しかしながら、中学受験を志す親子がどのような思いで中学受験に立ち向かっているのかその理解の促進に繋がればと思います。

塾の先生

塾による差が大きいとは思いますが、塾にとっては宣伝材料程度にしか考えていない合格実績一つ一つも、中学受験を志す親子にとっては人生の大きな決断の一つとも言えます。

親子の心の葛藤や精神的苦痛を知れば、安易で強引な志望校の変更も思い留まるのではないでしょうか。

繰り返しになりますが、全ての塾及び塾の先生に当てはまるとは考えておりません。

中学受験を迎える受験生

本作のほとんどは保護者目線ですので、少しでも保護者の心情を知ることができれば親子間の不要な関係悪化を避けられると思います。

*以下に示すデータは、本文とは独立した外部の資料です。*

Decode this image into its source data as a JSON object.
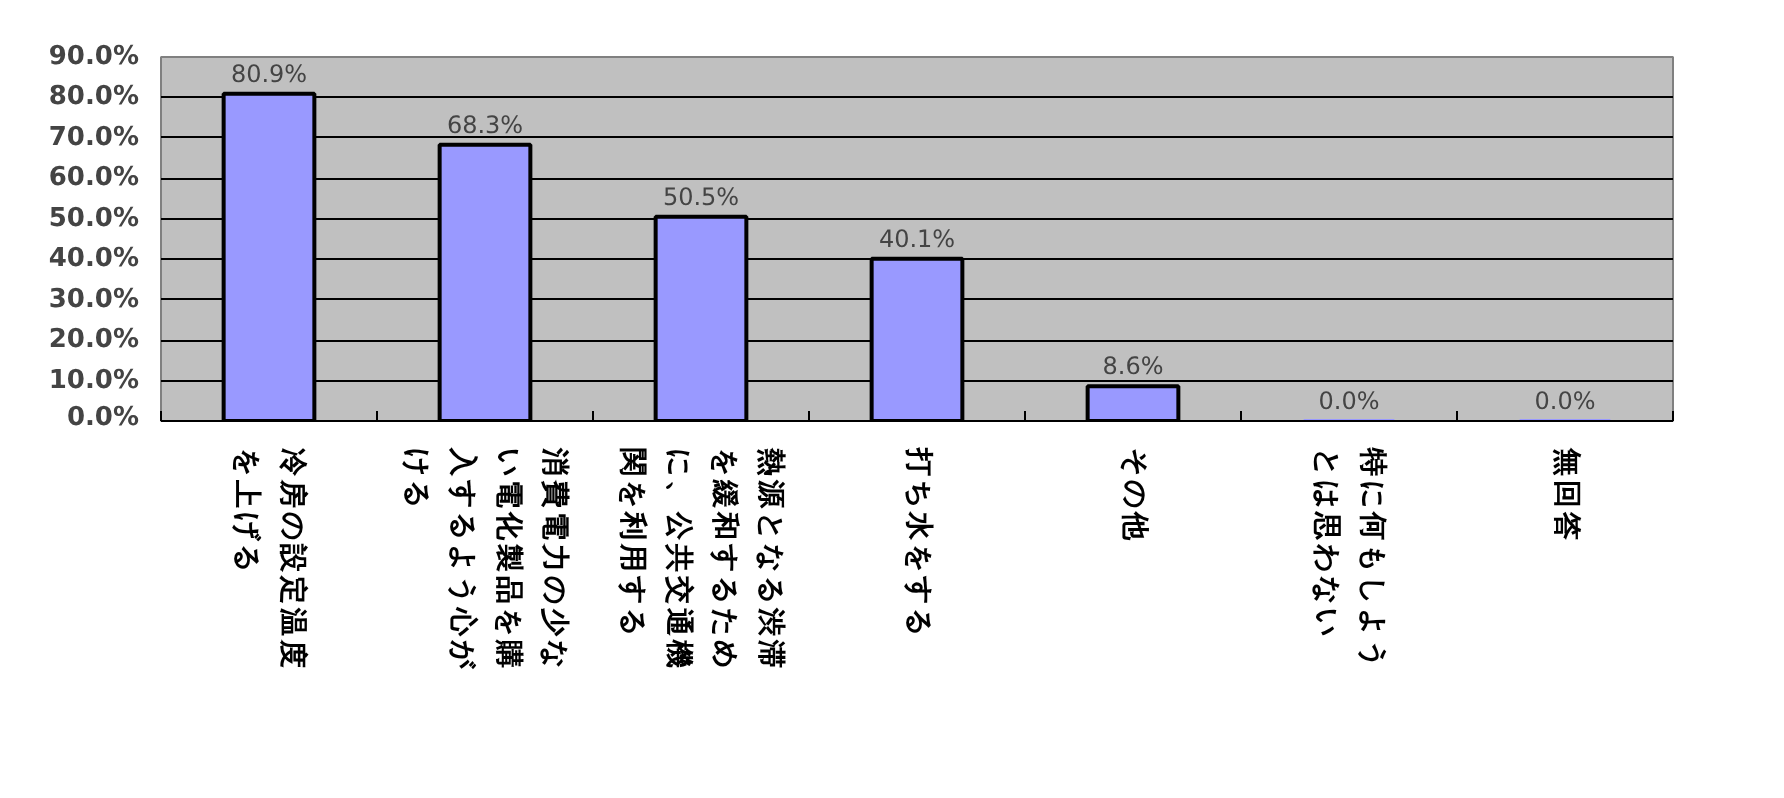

ただし、小学生が読むには内容的にも分量も重いかもしれません。

まとめ

本作は非常に描写が細やかで一気に読み進めてしまいました。

実質2日ぐらいで読破してしまいました。

私が本作で参考になったポイントは下記の点についてです。

  • 中学受験期の保護者の心情の移り変わりについて
  • 子供との向き合い方について
  • 塾選びの重要性について
  • 偏差値至上主義の無意味さについて

また、今後本作をどう役立てたいかは下記の点についてです。

  • 大局的に子供の人生を考える
  • 子供は親の自尊心を具現化するための道具ではない

読まれた方の立場や考え方で本作をどう受け止めるかは千差万別であり、どのような受け止め方が正解かは無いと思います。

本レビューが少しでもお役に立てれば幸いです。

最後までお読みいただきありがとうございました。